Competitors have 1 static slide and 3 minutes to explain the breadth and significance of their research to a non-specialist audience.

  • A single static PowerPoint slide is permitted (e.g. one slide only)
    • no slide transitions, animations or 'movement' of any description, the slide is to be presented from the beginning of the presentation and will remain in view for the duration of the oration.
  • No additional electronic media (e.g. sound and video files) are permitted.
  • No additional props (e.g. costumes, musical instruments, laboratory equipment) are permitted.
  • Presentations are limited to 3 minutes maximum and competitors exceeding 3 minutes are disqualified.
  • Presentations are to be spoken word (e.g. no poems, raps or songs, other than those that may be the target of research).
  • Presentations are to commence from the stage.
  • Presentations are considered to have commenced when a presenter starts their presentation through movement or speech.
  • Presentations must be made by memory; notes may not be used.
  • The competition will be administered in English.
  • The decision of the adjudicating panel is final.

3MT is committed to accessibility for persons with disabilities. Should you require an accommodation in order to meaningfully participate, please contact Tasha Glover as soon as possible to ensure your accommodation is available.

Judging criteria

At every level of the competition, each competitor will be assessed on the three judging criteria listed below.

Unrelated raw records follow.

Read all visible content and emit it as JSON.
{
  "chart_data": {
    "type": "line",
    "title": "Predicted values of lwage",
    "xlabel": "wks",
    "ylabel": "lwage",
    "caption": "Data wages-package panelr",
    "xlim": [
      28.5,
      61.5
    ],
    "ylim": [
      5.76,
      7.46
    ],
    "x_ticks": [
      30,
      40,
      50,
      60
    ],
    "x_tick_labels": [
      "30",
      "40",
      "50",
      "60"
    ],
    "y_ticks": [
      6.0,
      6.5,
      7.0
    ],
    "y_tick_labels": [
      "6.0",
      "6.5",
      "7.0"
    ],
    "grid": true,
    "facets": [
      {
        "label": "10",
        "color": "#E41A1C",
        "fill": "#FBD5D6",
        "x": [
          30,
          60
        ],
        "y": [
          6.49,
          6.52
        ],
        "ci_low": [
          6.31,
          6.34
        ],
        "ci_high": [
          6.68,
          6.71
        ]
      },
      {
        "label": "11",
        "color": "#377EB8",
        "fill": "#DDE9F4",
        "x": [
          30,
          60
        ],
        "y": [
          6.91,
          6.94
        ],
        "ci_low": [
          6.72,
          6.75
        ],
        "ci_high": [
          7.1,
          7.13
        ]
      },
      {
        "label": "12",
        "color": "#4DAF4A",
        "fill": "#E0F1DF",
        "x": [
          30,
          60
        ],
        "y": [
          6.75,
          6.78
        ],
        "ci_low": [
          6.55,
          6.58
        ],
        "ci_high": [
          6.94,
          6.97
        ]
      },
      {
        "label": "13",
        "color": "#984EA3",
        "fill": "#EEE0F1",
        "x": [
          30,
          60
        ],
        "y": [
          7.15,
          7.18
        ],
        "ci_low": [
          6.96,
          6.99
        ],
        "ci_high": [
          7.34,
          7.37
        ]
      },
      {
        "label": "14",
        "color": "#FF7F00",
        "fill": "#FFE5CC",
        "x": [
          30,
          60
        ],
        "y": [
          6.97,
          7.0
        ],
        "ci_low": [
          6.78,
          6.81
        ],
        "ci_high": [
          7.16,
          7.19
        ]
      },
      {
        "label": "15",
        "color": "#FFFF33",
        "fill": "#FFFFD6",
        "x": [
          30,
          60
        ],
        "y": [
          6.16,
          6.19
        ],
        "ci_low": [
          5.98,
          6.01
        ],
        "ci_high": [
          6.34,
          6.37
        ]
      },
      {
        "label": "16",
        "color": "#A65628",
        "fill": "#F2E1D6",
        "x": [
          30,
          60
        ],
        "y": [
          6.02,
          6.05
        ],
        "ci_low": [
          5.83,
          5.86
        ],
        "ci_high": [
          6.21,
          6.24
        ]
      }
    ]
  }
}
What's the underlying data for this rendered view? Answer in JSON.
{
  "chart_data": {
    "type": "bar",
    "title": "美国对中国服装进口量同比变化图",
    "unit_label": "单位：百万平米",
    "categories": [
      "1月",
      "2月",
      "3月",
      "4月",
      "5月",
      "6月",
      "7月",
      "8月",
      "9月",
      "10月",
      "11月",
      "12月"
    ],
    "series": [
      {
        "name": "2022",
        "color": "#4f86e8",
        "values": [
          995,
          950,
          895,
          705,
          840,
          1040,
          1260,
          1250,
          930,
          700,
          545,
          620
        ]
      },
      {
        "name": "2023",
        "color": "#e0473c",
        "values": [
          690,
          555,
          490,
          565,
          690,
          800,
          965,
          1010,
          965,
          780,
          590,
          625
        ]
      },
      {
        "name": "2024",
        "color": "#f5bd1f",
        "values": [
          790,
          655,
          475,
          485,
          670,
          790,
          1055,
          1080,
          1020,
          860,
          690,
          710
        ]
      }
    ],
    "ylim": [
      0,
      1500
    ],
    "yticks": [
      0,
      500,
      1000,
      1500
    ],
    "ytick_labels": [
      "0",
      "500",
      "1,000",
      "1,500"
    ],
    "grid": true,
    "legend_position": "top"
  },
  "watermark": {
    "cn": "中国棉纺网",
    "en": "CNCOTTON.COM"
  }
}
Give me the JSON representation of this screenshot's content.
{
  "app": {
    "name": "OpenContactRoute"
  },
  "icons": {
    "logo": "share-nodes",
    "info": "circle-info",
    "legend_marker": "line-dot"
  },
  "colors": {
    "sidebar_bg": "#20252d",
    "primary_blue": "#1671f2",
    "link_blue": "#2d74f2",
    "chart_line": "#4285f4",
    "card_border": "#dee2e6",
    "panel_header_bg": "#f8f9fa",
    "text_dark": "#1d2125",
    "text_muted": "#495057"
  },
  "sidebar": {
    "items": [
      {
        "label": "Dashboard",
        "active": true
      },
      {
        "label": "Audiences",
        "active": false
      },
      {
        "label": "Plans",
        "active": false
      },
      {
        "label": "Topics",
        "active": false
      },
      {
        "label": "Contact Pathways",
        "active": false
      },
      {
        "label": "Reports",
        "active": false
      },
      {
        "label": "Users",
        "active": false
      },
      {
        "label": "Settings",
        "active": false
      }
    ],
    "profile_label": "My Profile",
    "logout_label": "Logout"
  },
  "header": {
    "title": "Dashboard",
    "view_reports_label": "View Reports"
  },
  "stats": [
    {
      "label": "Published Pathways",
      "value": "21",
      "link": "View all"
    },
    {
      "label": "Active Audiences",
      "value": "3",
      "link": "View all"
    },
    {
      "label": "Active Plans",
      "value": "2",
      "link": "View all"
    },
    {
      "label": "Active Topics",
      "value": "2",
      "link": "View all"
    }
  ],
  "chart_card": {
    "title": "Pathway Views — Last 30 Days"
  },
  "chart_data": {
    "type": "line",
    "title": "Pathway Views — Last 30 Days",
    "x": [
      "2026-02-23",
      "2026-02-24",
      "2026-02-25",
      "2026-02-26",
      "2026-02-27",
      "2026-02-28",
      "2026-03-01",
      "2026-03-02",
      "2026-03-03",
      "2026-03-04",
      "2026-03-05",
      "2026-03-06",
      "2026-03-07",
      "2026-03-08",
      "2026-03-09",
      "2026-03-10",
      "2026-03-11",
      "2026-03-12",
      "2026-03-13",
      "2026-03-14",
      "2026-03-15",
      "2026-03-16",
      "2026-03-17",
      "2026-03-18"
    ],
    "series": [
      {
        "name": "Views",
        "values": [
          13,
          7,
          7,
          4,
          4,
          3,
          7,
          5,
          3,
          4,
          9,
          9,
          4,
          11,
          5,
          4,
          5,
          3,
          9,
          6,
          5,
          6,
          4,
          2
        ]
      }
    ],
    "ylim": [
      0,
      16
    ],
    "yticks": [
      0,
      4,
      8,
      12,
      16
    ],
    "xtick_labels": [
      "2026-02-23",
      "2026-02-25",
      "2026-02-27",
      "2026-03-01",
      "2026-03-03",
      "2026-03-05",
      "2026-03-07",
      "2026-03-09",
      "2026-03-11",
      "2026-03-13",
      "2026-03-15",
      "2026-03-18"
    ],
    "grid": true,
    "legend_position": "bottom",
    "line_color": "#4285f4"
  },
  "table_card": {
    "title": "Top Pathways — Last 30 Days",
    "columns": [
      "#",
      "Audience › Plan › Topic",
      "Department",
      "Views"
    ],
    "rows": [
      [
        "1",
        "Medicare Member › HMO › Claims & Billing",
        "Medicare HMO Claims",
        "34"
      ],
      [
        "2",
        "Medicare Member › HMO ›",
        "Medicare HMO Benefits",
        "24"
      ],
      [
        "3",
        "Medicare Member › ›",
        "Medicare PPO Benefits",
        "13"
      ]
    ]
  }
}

Please note that each criterion is equally weighted and has an emphasis on audience.

1.  Communication

  • Did the presenter use language and terminology that was clear and understandable?
  • Was the pace of the talk effective?
  • Did the presenter use non-verbal communication (i.e. eye contact, voice modulation, body language, etc.) effectively?
  • Did the slide enhance, rather than detract from, the talk – was it clear, legible, and concise?

2.  Comprehension

  • Did the talk help you to understand the scholarly research and creativity?
  • Did the presenter clearly outline the nature and purpose of the scholarly research and creativity?
  • Did the presenter clearly indicate what is interesting about the scholarly research and creativity?
  • Did the talk follow a logical sequence?

3.  Engagement

  • Was the talk engaging?
  • Did the talk inspire you to want to know more?
  • Did the presenter convey enthusiasm for their work?
  • Did the presenter capture and maintain your attention?